Therefore, technically the identification of the required number of cells is done via a generalized linear regression model (binomial family, cloglog link function). The clonogenic activity is \(p = e^{\alpha}\).

In the presented model, \(p\) is independent from \(s\). So implicitly, it is assumed, that 100 single cells in single wells have the identical chance to result in at least one colony as a single well with those 100 cells would have.

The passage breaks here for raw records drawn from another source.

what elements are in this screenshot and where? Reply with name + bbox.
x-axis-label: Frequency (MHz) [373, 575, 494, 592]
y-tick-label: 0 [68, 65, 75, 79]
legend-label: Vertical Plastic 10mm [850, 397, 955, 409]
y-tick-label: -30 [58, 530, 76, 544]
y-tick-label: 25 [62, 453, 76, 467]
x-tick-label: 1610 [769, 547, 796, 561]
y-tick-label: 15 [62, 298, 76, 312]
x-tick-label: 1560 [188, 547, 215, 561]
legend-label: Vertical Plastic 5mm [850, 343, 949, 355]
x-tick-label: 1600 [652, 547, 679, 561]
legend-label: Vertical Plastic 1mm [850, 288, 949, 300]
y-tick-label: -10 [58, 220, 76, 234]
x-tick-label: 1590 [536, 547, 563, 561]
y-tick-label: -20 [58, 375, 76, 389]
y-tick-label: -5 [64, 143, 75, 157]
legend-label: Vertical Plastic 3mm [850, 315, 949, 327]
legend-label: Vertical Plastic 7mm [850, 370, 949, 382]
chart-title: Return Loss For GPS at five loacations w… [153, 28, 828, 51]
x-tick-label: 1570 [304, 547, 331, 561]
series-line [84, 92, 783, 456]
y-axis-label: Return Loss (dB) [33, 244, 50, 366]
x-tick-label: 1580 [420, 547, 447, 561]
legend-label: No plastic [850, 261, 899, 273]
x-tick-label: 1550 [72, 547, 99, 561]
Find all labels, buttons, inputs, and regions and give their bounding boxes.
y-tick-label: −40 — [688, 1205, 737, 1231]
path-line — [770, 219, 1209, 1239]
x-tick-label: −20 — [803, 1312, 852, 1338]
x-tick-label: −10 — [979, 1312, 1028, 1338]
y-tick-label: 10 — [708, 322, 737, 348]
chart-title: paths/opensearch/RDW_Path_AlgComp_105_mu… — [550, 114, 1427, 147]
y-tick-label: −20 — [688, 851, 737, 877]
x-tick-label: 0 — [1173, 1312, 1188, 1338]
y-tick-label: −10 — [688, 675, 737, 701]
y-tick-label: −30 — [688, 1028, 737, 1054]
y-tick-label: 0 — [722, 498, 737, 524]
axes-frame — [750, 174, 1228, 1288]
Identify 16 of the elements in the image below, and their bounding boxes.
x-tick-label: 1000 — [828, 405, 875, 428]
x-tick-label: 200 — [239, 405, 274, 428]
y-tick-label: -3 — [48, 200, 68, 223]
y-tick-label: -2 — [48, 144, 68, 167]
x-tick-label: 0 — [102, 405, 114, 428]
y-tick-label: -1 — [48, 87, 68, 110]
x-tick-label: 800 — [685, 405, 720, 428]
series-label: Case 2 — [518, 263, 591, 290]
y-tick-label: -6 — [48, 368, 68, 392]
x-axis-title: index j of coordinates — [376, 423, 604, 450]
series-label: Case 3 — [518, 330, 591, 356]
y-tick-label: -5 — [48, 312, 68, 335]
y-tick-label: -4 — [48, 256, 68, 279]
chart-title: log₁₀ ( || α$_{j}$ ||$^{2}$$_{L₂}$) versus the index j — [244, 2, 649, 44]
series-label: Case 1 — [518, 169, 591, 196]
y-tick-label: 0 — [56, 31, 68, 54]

But this is often not the case. Cells export or release substances into the medium and thereby communicate and cooperate. The combined chance of a group of cells to grow into a clone often exceeds the sum of the individual chances. (See CFAcoop, for a number of cells seeded \(S\) and a number of resulting colonies \(C\) we find \(C = a \cdot S^b\).)

Thus, allowing for the same communication and cooperativity, we replace \(\lambda = p \cdot s\) with \(\lambda = p \cdot s^b\) analogue to CFA. The modification reads in both cases as ‘a number of \(s\) cells shows the same activity as if they were \(s^b\) single cells’.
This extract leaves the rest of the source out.